The plaintiff's attempt to state claims under 18 U.S.C. §§ 119 and 1028 also fail. Section 119 applies only to an enumerated list of individuals who perform certain specified official duties, and there are no allegations in the complaint establishing that the plaintiff is one of those covered individuals. See 18 U.S.C. § 119(a) and (b)(2) (restricting application of statute to a "covered person" and defining "covered person"). Section 1028 applies only to what is, or what appears to be, some form of U.S.-issued I.D. card "authentication feature," and there are no allegations in the complaint involving such documents or indicators. 18 U.S.C. § 1028(a) and (c) (restricting application of the statute to circumstances where "the identification document, authentication feature, or false identification document is or appears to be issued by or under the authority of the United States or a sponsoring entity of an event designated as a special event of national significance or the document-making implement is designed or suited for making such an identification document, authentication feature, or false identification document").

Similarly, all of the plaintiff's constitutional claims for damages fail. The plaintiff has not alleged facts supporting an inference that the government restrained her speech, so the court dismisses her First Amendment claim. Her Fourth Amendment claim also fails because the Fourth Amendment protects only reasonable expectations of privacy, and the plaintiff had no reasonable expectation that Jenekia Johnson would keep private what the plaintiff said to her.

See U.S. v. White, 401 U.S. 745, 752 (1971) (concluding that the speaker's Fourth Amendment is not violated when someone trusted by the speaker shares that information with a government agent, whether through re-telling, recording or radio transmission).
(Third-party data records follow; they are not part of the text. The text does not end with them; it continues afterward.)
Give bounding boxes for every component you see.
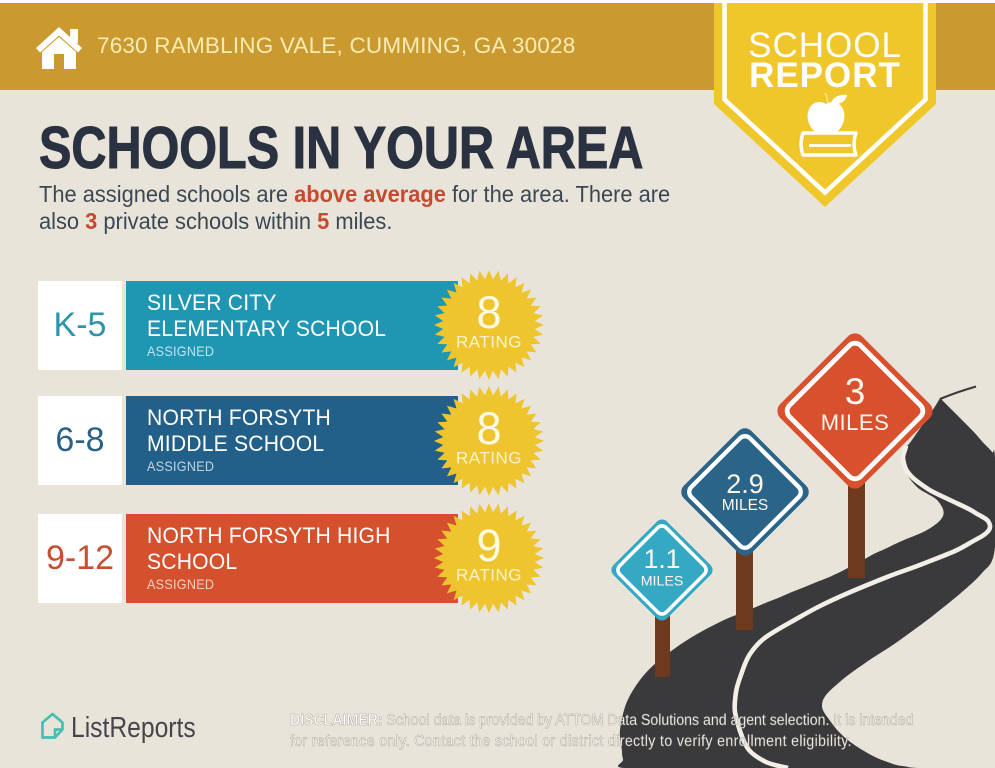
svg-text:RATING: RATING: [456, 566, 522, 585]
svg-text:3: 3: [845, 371, 866, 412]
svg-text:8: 8: [476, 287, 501, 338]
svg-text:MILES: MILES: [722, 497, 769, 514]
svg-text:MILES: MILES: [821, 410, 890, 435]
svg-text:REPORT: REPORT: [749, 56, 901, 95]
svg-text:RATING: RATING: [456, 333, 522, 352]
svg-text:2.9: 2.9: [726, 469, 764, 499]
svg-text:MILES: MILES: [641, 574, 684, 590]
svg-text:9: 9: [476, 520, 501, 571]
svg-text:8: 8: [476, 403, 501, 454]
svg-text:RATING: RATING: [456, 449, 522, 468]
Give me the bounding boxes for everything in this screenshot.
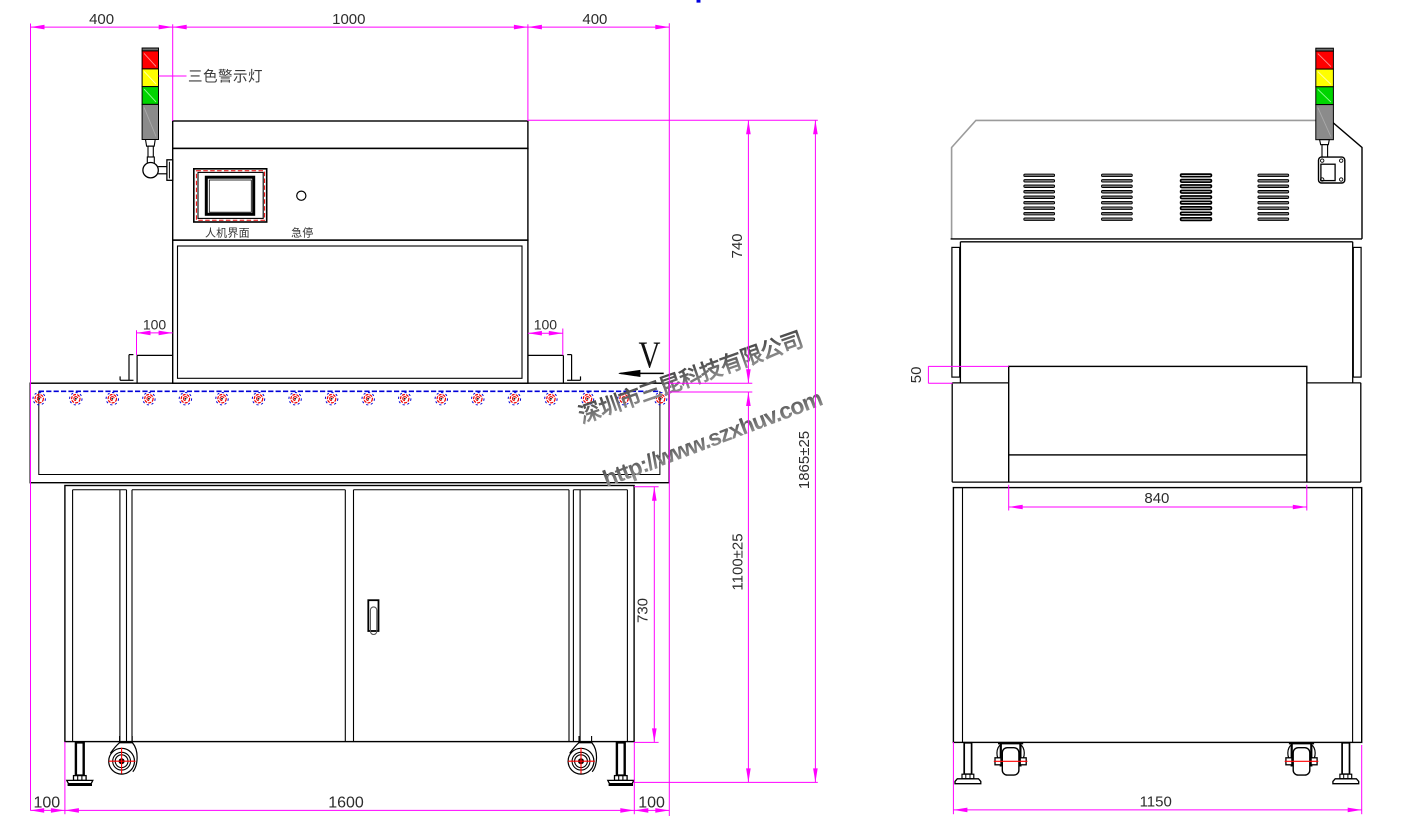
svg-text:1000: 1000 [332,11,365,28]
svg-text:840: 840 [1144,490,1169,507]
svg-text:1865±25: 1865±25 [796,431,813,489]
svg-text:人机界面: 人机界面 [205,225,250,239]
svg-text:100: 100 [143,316,167,332]
svg-text:400: 400 [89,11,114,28]
svg-text:100: 100 [33,795,60,812]
svg-text:三色警示灯: 三色警示灯 [188,68,263,85]
svg-text:730: 730 [635,598,652,623]
svg-text:400: 400 [582,11,607,28]
svg-text:100: 100 [534,316,558,332]
svg-text:1100±25: 1100±25 [729,533,746,590]
svg-text:1600: 1600 [328,795,364,812]
svg-text:100: 100 [638,795,665,812]
svg-text:1150: 1150 [1140,793,1172,810]
svg-text:急停: 急停 [291,225,313,239]
svg-text:50: 50 [908,367,925,384]
svg-text:740: 740 [729,233,746,258]
svg-text:V: V [639,335,661,377]
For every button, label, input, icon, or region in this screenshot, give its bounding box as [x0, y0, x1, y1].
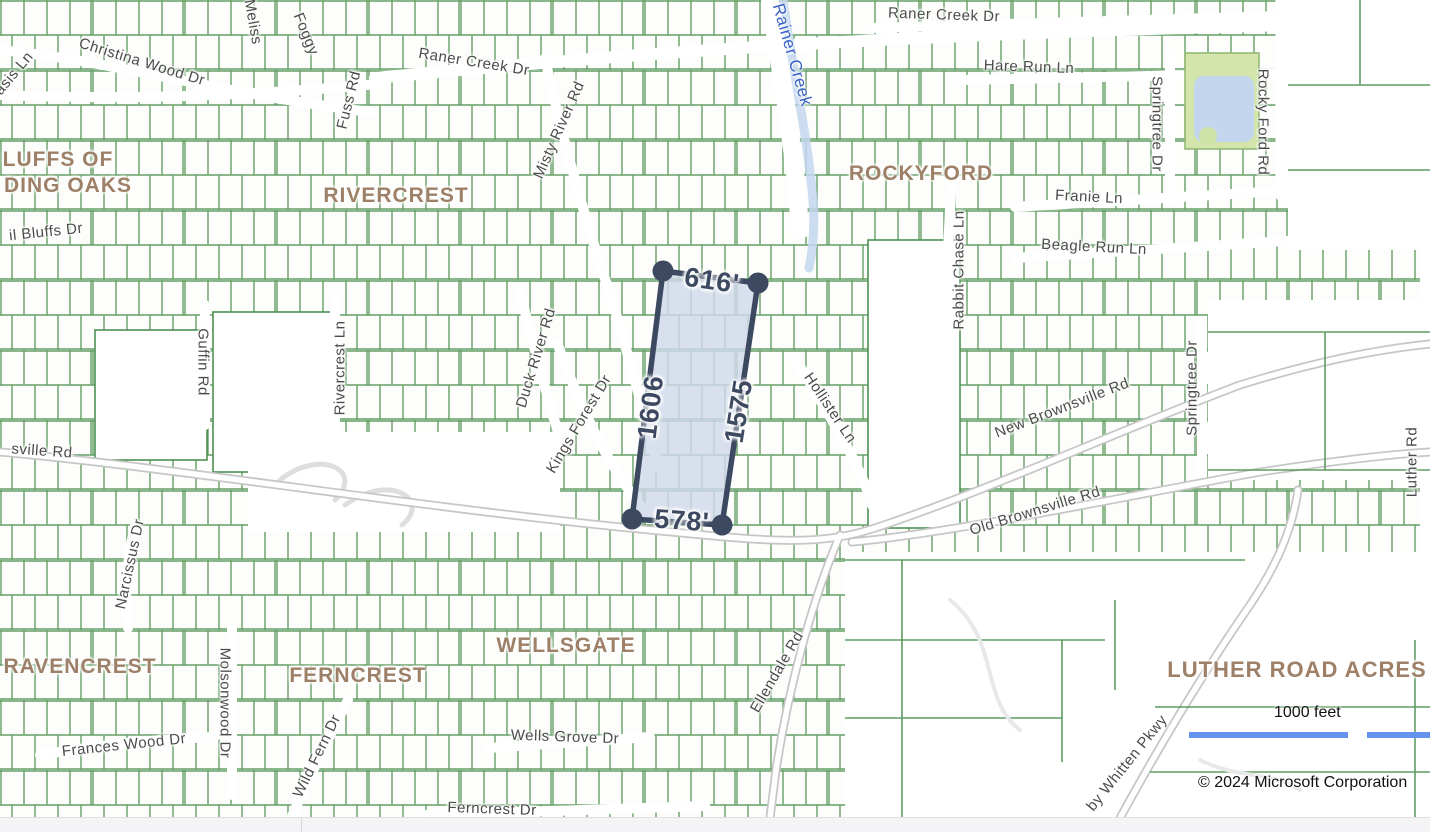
measurement-vertex[interactable]	[712, 515, 733, 536]
measurement-vertex[interactable]	[653, 261, 674, 282]
measurement-vertex[interactable]	[748, 273, 769, 294]
scale-bar	[1189, 732, 1430, 738]
bottom-bar-divider	[301, 818, 302, 832]
measurement-vertex[interactable]	[622, 509, 643, 530]
park	[1185, 53, 1259, 149]
bottom-bar	[0, 817, 1430, 832]
map-screenshot: 1000 feet © 2024 Microsoft Corporation L…	[0, 0, 1430, 832]
map-canvas[interactable]	[0, 0, 1430, 818]
map-viewport[interactable]: 1000 feet © 2024 Microsoft Corporation L…	[0, 0, 1430, 818]
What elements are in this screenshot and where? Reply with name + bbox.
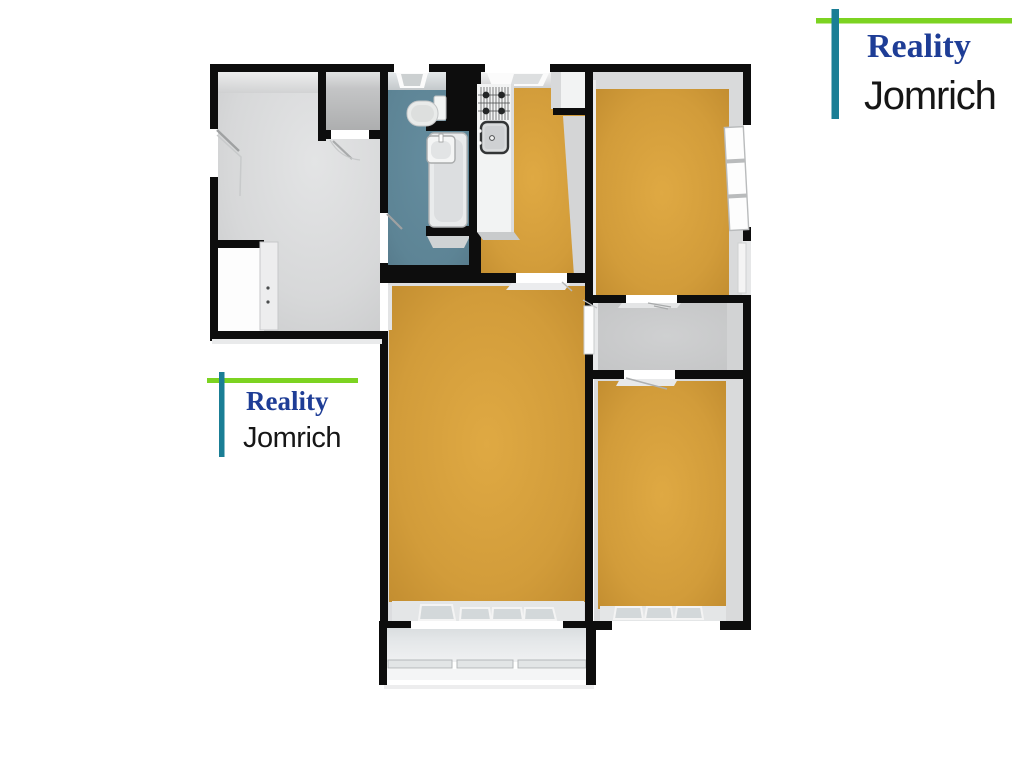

The complaint contains no facts that support an inference that the plaintiff was not afforded due process of law, so her Fifth Amendment claim cannot survive. U.S. CONST. amend. V (prohibiting a person from being "deprived of life, liberty, or property, without due process of law"). Because the Sixth Amendment applies only to criminal prosecutions, and nothing in the complaint alleges that the plaintiff was criminally prosecuted, the complaint also fails to state a claim under the Sixth Amendment. U.S. CONST. amend. VI (applying to "all criminal prosecutions"). Finally, there are no allegations in the complaint that remotely implicate the provisions of the Ninth Amendment, which states in its entirety that "[t]he enumeration in the Constitution, of certain rights, shall not be construed to deny or disparage others retained by the people." In any case, because all the plaintiff's other claims fail, this one must, as well. "The Ninth Amendment is not a source of substantive rights, unless it is coupled with the denial of other fundamental rights." Slaby v. Fairbridge, 3 F. Supp. 2d 22, 30 (D.D.C. 1998) (internal quotation marks and citation omitted).

Accordingly, pursuant to 28 U.S.C. § 1915(e)(2)(B)(ii), the court dismisses sua sponte the complaints for failure to state a claim upon which relief may be granted.

An Order consistent with this Memorandum Opinion is separately and contemporaneously filed this 9th day of July 2008.